February 8, 2010: Takeshi Okada wanted some tough matches in the build-up to the World Cup, and the East Asian Championship has already given him one in the 0-0 draw with China.

Unlike a meaningless friendly against a European glamour team playing at half-strength and half-pace, this was a proper match in an official tournament and brought with it the pressure and conditions the players needed.

Japan could not win it, and very nearly lost it but for the late penalty save by Seigo Narazaki, whose importance to the team at the World Cup in South Africa cannot be overstated.

Even though Japan could not be faulted for effort or for commitment in a frequently furious encounter with a determined China team, their inability to score and win produced boos and jeers from the Ajinomoto Stadium crowd.

Good on the fans, I say, as this can only help toughen up the players in the run-up to the World Cup. We all know the players get spoiled in the J.League by their tolerant, forgiving supporters, and that national team games attract a fair percentage of “fashionistas” who love to wear the blue and cheer for their own personal favourite to the bitter end.

So the reaction at Ajinomoto Stadium will serve Okada well, as he will be able to observe the players in a more hostile environment. Some players will rise to the challenge and others may buckle under the pressure and expectation, helping the coach in his selection of the final 23 players for the World Cup.

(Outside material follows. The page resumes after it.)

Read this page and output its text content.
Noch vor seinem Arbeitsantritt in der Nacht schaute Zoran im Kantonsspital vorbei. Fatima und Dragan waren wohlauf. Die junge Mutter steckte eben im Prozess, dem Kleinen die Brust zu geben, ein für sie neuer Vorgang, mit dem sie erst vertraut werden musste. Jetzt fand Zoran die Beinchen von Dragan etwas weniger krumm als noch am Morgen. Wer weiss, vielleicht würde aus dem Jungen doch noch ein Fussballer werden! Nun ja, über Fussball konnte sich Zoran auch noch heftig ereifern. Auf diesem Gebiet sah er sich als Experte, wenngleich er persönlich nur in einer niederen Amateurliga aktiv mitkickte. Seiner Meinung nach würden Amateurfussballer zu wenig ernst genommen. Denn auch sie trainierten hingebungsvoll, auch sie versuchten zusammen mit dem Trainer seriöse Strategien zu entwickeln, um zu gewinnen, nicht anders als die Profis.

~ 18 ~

The next match, against Hong Kong on Thursday, should not provide much of a test, unfortunately, as the gap between Korea and Hong Kong on Sunday night was vast. But still, Japan will need to score early to settle nerves and build up some momentum, just like Korea did, so this will bring its own kind of pressure, too.

When chances come along, Japan will have to relax and take them clinically, rather than snatching at them in a panic and adding to the tension at the next opportunity.

They will need to get the fans on their side, and need to gain confidence as well as the three points before the crunch match with Korea on Sunday.

So this is turning into a very worthwhile tournament for Okada – more than he could have imagined or perhaps even wanted.